How employers should respond

With remote work offering more career flexibility than ever before, companies need to find ways to improve retention in order to stay competitive. Despite an economic slowdown in 2023, labour markets remain tight in major developed economies such as the US. To keep workers engaged in an environment of shortages, these four strategies can pay large dividends. 


Create a robust remote work mechanism 

After the pandemic, a key issue many companies are struggling with is how to make a remote workplace effective during ‘normal’ times. While the need to work remotely all the time needed no explanation during the pandemic, after the transition, it is not so simple. The key is to foster a remote-first culture from the start of an employee’s journey with a company, beginning with the recruitment process. The roles and responsibilities in a team need to be clearly defined, as lingering ambiguity can breed confusion and resentment. Internal communication, which includes the processes, modes, and tools, has to be kept clear and consistent. Finally, shared knowledge pools and opportunities can help develop a sense of community, that can help keep workers around for longer. 

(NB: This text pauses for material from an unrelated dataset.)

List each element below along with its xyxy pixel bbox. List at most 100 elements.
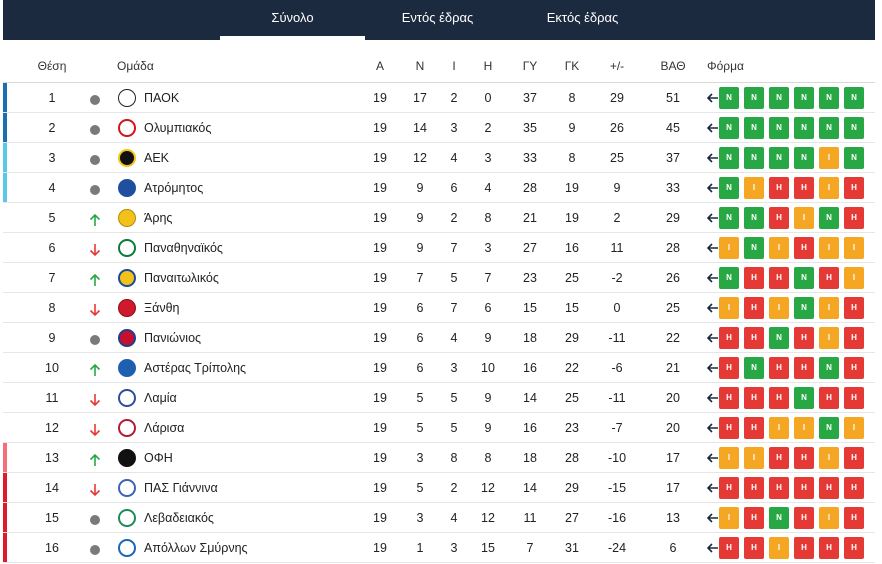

Make a transparent and fair promotion system

One thing that has not changed with remote working is that a sense of stagnation and unfairness can play a big role in driving retention rates down. With respect to the first, employees generally expect upward mobility from their employers, in particular during times of economic growth. Therefore, having a system in place to frequently reward high-performers, through promotions and higher compensation, boosts talent retention. A key issue that has cropped in the post-pandemic work environment is that remote workers can be at risk of lower access to decision-makers in the company, compared to their in-office colleagues. Organisations need to be proactive in their managerial support systems for remote workers, and fair in performance evaluations, taking into consideration that such employees may not always be best-placed to highlight their work.


Offer mentoring

Because remote employees are more prone to feeling isolated at the workplace, assigning them a mentor can help mitigate this, thereby boosting the chances of higher retention. Overall, mentorship programmes are a relatively informal way of offering ongoing learning and development to all employees, not just remote ones. But for new remote hires, it can make a big difference by helping them learn the ropes faster, and feeling comfortable in their new roles. Mentors can also help their charges make better connections within the wider organisation, plan their careers using trusted insights, anticipate problems, and self-evaluate their performance. Ongoing mentorship programmes can also improve a company’s hiring image and instil more confidence in remote job seekers.       


Get creative with compensation

Whether remote or office-based, designing attractive compensation packages helps incentivise better employee performance and higher retention. While this overall principle remains valid, workers’ expectations about their incentives structure have changed significantly in the post-pandemic labour market. For remote-only employees in particular, many standard previous perks such as office snack bars or reserved parking spaces are no longer relevant. Companies now need to consider how they can improve their remote employees’ lives outside of work too. For instance, employers in the US are likely to be offering more student loan repayment assistance programmes to their workers. Other options include sabbaticals, maternity and paternity leaves, and mental health and wellness support.